Skip site navigation (1)Skip section navigation (2)
Date:      Tue, 24 Oct 2017 09:18:50 +0100
From:      David Chisnall <theraven@FreeBSD.org>
To:        Mateusz Guzik <mjguzik@gmail.com>
Cc:        FreeBSD Current <freebsd-current@freebsd.org>
Subject:   Re: There is *NO* abi stability in -head
Message-ID:  <07ED56CD-A7D5-44DE-B44A-C24BE9FC5488@FreeBSD.org>
In-Reply-To: <CAGudoHERrva8esddVU66PhZYL%2BZjmh8JtWXFtH4=vBZcTX-aQg@mail.gmail.com>
References:  <CAGudoHERrva8esddVU66PhZYL%2BZjmh8JtWXFtH4=vBZcTX-aQg@mail.gmail.com>

next in thread | previous in thread | raw e-mail | index | archive | help

On 23 Oct 2017, at 21:35, Mateusz Guzik <mjguzik@gmail.com> wrote:
> 
> Instead, the same can be reshuffled:
> struct crap2 {
>        int i1;
>        int i2;
>        void *p1;
>        void *p2;
> };
> 
> With offsets:
> 
> 0x1000 i1
> 0x1004 i2
> 0x1008 p1
> 0x1010 p2
> 
> This is only 24 bytes. 2 ints can be placed together and since they add
> up to 8 the p1 pointer gets the right alignment without extra padding.

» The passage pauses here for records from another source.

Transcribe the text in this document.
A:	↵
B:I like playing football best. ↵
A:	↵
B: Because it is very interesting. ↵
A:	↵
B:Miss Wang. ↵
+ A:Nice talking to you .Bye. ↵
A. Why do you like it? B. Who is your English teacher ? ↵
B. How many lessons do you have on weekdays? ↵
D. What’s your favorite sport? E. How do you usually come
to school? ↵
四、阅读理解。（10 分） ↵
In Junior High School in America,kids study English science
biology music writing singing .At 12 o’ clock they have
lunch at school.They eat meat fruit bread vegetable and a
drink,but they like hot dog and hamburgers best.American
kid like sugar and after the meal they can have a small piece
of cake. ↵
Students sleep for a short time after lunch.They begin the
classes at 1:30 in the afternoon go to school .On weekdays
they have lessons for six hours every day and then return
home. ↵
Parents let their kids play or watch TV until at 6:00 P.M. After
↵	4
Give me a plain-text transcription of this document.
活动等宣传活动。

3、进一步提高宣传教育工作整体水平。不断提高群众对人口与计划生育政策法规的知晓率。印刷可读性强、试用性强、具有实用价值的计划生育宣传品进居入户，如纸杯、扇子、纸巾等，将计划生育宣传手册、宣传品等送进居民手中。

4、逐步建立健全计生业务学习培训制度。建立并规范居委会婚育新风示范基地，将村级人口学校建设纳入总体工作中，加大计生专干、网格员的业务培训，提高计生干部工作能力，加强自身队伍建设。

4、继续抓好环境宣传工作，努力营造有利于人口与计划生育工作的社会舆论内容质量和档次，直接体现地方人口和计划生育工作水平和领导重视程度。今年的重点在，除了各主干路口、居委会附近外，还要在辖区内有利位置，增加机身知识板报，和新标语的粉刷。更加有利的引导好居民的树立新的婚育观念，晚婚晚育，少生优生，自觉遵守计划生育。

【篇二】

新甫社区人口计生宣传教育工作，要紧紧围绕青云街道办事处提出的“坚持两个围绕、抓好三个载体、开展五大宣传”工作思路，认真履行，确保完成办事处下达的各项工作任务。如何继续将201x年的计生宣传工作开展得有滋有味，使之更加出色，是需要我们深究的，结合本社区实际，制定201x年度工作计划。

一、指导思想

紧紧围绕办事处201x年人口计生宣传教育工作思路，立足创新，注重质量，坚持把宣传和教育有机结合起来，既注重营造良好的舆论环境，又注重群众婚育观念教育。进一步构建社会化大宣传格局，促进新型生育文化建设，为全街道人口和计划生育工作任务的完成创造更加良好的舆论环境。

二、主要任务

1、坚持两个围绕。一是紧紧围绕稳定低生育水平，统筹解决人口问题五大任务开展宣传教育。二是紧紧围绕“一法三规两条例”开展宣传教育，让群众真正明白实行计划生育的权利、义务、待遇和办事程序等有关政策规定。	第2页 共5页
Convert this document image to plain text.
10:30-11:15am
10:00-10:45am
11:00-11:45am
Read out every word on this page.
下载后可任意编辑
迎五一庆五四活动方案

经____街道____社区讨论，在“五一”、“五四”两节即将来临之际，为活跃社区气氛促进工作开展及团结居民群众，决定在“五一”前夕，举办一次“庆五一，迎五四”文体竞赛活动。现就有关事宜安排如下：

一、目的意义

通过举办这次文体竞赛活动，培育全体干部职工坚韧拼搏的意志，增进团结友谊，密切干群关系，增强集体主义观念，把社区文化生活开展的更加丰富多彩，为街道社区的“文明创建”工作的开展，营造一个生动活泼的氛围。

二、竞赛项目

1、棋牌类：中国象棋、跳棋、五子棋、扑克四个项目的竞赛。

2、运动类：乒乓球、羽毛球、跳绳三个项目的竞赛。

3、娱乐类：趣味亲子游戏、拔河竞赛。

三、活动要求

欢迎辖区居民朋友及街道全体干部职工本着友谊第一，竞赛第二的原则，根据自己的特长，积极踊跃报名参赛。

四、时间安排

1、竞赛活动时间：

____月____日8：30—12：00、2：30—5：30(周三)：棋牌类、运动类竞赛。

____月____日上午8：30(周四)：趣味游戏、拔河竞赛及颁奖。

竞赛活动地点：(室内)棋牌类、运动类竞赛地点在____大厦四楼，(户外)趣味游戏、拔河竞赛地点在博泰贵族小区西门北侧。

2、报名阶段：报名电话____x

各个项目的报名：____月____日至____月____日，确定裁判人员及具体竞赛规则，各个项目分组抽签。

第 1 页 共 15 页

If you are making changes of this nature, please consider sorting in the other order.  When we start seeing 128-bit pointers (which, with CHERI-like systems, may be sooner than you think) then this ordering will give you lots of padding, whereas putting the pointers first will not.